Iin the night I hold him till he is asleep then pop him in the cot" is the line that jumps out at me...

He needs to learn to go to sleep on his own, and the only way to do this is to put him into his cot awake.

lovelymama · 17/01/2009 14:02

17 weeks is when my very good sleeper (slept from 6pm-4pm, quick feed then back to sleep til 6.30am) turned in to a horrible sleeper. After about a million hours of internet research I found out about the 4 month sleep regression. Google it and you'll see that loads of babies have a sleep regression at this age. DS woke about 7 times a night for about 6 weeks (his regression lasted longer than most!) but then things did improve. Not sure if there's anything you can do - they are so young it's too early for sleep training and exhaustion on your part just makes you use any tool to get them back to sleep...be it feeding/rocking/patting.
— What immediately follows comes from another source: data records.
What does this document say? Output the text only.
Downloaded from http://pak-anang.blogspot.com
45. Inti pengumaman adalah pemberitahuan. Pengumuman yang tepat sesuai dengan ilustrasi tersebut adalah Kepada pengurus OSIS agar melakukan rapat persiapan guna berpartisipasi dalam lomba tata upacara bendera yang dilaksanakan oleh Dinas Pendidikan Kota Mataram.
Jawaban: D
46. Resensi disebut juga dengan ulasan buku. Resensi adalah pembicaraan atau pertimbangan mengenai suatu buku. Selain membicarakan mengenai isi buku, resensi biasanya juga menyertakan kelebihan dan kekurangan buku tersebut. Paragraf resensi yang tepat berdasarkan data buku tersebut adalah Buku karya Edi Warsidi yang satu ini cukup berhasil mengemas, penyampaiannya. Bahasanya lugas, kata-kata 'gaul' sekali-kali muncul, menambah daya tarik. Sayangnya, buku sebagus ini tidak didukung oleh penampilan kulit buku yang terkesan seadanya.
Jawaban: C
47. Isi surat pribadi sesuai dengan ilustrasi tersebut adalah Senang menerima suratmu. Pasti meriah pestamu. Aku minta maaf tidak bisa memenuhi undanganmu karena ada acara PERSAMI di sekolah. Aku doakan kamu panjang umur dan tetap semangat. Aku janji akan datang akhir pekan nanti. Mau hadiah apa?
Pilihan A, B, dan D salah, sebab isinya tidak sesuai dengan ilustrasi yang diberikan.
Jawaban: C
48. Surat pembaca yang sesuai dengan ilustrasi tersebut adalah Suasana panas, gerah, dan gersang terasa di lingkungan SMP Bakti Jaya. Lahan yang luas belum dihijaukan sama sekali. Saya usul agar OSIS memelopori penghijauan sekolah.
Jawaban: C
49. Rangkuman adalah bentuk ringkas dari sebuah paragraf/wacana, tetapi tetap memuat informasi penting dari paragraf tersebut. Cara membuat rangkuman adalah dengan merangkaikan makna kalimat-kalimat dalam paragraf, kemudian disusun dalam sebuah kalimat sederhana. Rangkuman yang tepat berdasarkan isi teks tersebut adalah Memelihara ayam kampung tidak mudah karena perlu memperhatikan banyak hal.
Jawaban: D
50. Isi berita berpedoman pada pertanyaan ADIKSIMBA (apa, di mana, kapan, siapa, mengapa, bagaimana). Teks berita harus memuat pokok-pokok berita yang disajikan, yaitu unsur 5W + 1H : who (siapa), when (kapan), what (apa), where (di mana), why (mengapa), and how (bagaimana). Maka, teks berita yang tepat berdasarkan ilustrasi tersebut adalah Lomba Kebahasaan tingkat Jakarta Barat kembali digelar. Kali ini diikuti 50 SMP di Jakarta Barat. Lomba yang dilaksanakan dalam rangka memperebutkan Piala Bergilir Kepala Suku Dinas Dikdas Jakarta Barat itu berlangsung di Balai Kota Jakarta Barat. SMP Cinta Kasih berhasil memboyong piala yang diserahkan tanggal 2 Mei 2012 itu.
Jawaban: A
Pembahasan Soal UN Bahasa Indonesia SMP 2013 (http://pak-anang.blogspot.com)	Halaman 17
It's a tough time but it will get better

Hopefully · 17/01/2009 20:52

think we're going to attempt to settle him in the cot awake after his feeds (he isn't a nightmare to settle by any means, just a bit slower to sleep). we're also going to stop jumping at the first grizzle (DP admitted he sometimes picks him up and realises he's still pretty much asleep), and offer a couple of extra feeds in the day to try to fill him up.

I figure we won't try any sleep training till we've had a good couple of weeks of trying this, and then we'll reassess and take it from there.